Il problema principale dal punto di vista compositivo è rappresentato dalla struttura poetica del ciclo, articolata in frammenti brevissimi, talvolta di una sola parola, senza l'evidenza di macroforme. Trentadue piccoli poemi più un disegno, al n. 12, che Fedele ha interpretato come un cielo stellato. Proprio questo pannello, che il compositore ha affidato esclusivamente all'orchestra ricreando le atmosfere senza tempo e senza aria già trovate in alcuni passaggi di De li duo soli et infiniti universi (2001), costituisce il punto di volta formale essendo replicato fra i numeri 23 e 24 "a mo' di meditazione". Si stabilisce così una sostanziale ed equilibrata tripartizione del brano. Che per il resto, però, è costituito di frammenti unici, di durata variabile fra i pochi secondi e un paio di minuti, nei quali la tavolozza orchestrale, approntata con un organico sontuoso dal punto di vista coloristico, può esplodere in schegge di straordinario impatto emotivo. Schegge di senso musicale che utilizzano le più svariate tecniche di scrittura, quasi che qui Fedele abbia potuto concentrare in intuizioni istantanee la sua trentennale ricerca compositiva. Come, certo non a caso, mostrano gli evidenti richiami di alcune didascalie (Profili in eco, Duo en résonance, Boreale...) o le esplicite autocitazioni.

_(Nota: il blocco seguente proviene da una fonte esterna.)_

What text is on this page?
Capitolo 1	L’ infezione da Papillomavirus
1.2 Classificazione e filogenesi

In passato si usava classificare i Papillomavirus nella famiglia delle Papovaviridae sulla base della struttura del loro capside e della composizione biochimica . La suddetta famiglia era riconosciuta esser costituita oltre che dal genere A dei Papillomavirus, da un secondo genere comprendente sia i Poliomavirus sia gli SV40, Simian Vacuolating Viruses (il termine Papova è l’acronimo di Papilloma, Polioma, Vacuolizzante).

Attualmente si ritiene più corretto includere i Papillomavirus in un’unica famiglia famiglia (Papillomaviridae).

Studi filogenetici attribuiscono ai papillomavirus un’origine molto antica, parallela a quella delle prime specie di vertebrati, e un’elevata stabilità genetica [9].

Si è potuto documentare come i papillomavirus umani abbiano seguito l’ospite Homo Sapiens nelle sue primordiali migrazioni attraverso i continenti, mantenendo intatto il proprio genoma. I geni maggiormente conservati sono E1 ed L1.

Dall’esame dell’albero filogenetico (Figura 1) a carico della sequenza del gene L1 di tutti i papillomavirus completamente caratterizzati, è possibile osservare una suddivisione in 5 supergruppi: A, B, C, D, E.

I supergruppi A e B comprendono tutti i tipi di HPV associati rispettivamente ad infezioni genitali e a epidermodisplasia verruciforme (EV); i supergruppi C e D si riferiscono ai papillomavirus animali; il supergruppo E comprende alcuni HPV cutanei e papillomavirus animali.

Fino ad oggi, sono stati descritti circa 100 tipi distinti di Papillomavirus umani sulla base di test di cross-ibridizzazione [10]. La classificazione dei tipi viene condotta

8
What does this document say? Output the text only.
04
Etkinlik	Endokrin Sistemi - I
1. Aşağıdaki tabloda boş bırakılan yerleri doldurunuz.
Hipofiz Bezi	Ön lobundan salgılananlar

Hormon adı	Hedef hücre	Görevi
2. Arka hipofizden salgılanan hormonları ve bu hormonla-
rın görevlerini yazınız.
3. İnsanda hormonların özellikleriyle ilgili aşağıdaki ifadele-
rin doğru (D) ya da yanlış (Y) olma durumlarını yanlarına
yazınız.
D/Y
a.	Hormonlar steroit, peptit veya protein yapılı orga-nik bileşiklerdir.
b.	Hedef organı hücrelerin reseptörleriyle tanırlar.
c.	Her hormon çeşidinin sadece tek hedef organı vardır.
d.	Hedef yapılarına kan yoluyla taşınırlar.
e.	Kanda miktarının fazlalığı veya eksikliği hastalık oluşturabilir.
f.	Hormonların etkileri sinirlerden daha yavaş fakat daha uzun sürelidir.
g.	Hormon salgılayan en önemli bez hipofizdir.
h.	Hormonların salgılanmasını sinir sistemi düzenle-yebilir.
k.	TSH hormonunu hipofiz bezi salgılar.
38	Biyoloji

La funzione principale dell'orchestra non è però certo quella di creare un ambiente spettacolare popolato di figure evidenti, pregnanti e peculiari, bensì, come sempre in Fedele, di porsi come grande ambiente di risonanza nel quale in questo caso il canto può vibrare e che dal canto è fatto vibrare. Dice Fedele: "L'orchestra si offre come un luogo metaforico della scoperta. La scoperta della percezione semplice e immediata dell'universo, sia attraverso i sensi sia attraverso i sentimenti, alla quale l'uomo perviene con un estremo sforzo di sintesi e umiltà".
La voce dell'uomo, espressa dalle parole di Marguerite Yourcenar, è sostanziata in quella di due soprani, in base a una tecnica di scrittura che Fedele ha portato a un grado di raffinatezza estremo. Ancora secondo le sue parole, "l'utilizzazione di due voci femminili ha consentito di proiettare su diversi piani quelle schegge di senso che il testo proietta come raggi di un sole abbagliante; ha permesso di creare chiaroscuri, fitte polifonie, risonanze interne, echi, riverberi, 'organa' a due voci, melopee intrecciate e sussurri appena bisbigliati in un susseguirsi di scene cangianti come lo sono le atmosfere che ciascuna breve poesia suggerisce". Il testo originale francese è presentato integralmente, sovrapposto alla sua quasi integrale traduzione italiana secondo un criterio di misteriosa e intrigante risonanza.
a cura di Claudio Proietti
Spiritual inspiration has always been present more or less explicitly in much of Fedele's music and has, moreover, progressively taken on mystic, or even religious, connotations in many works written after 2000. For instance in Animus Anima, Ruah, Odós, Antigone and, of course, the Stabat Mater. This is also true of 33 noms, a large score inspired by Marguerite Yourcenar's cycle of poems Les trente-trois noms de Dieu, first published in 1986. It is, of course, a secular reflection on the name of God that is expressed through things pertaining to earthly life: images, sounds, animals, sensations, flowers, tastes, the phenomena of nature, the human body, music, smells. Fedele came across this text by chance and was immediately struck by it, as he himself describes: "These verses came from the depth of the soul and resounded like something always known, like a prayer, a sacred text or an ancient prophecy which is finally heard. The thing that struck me most was that I realised how, on rereading some of the verses, the poetry had already been transformed into music inside my head". He soon became convinced that he should set Yourcenar's verses to music, and the opportunity presented itself some months later when he was commissioned by Stéphane Lissner to write a piece for the Filarmonica della Scala.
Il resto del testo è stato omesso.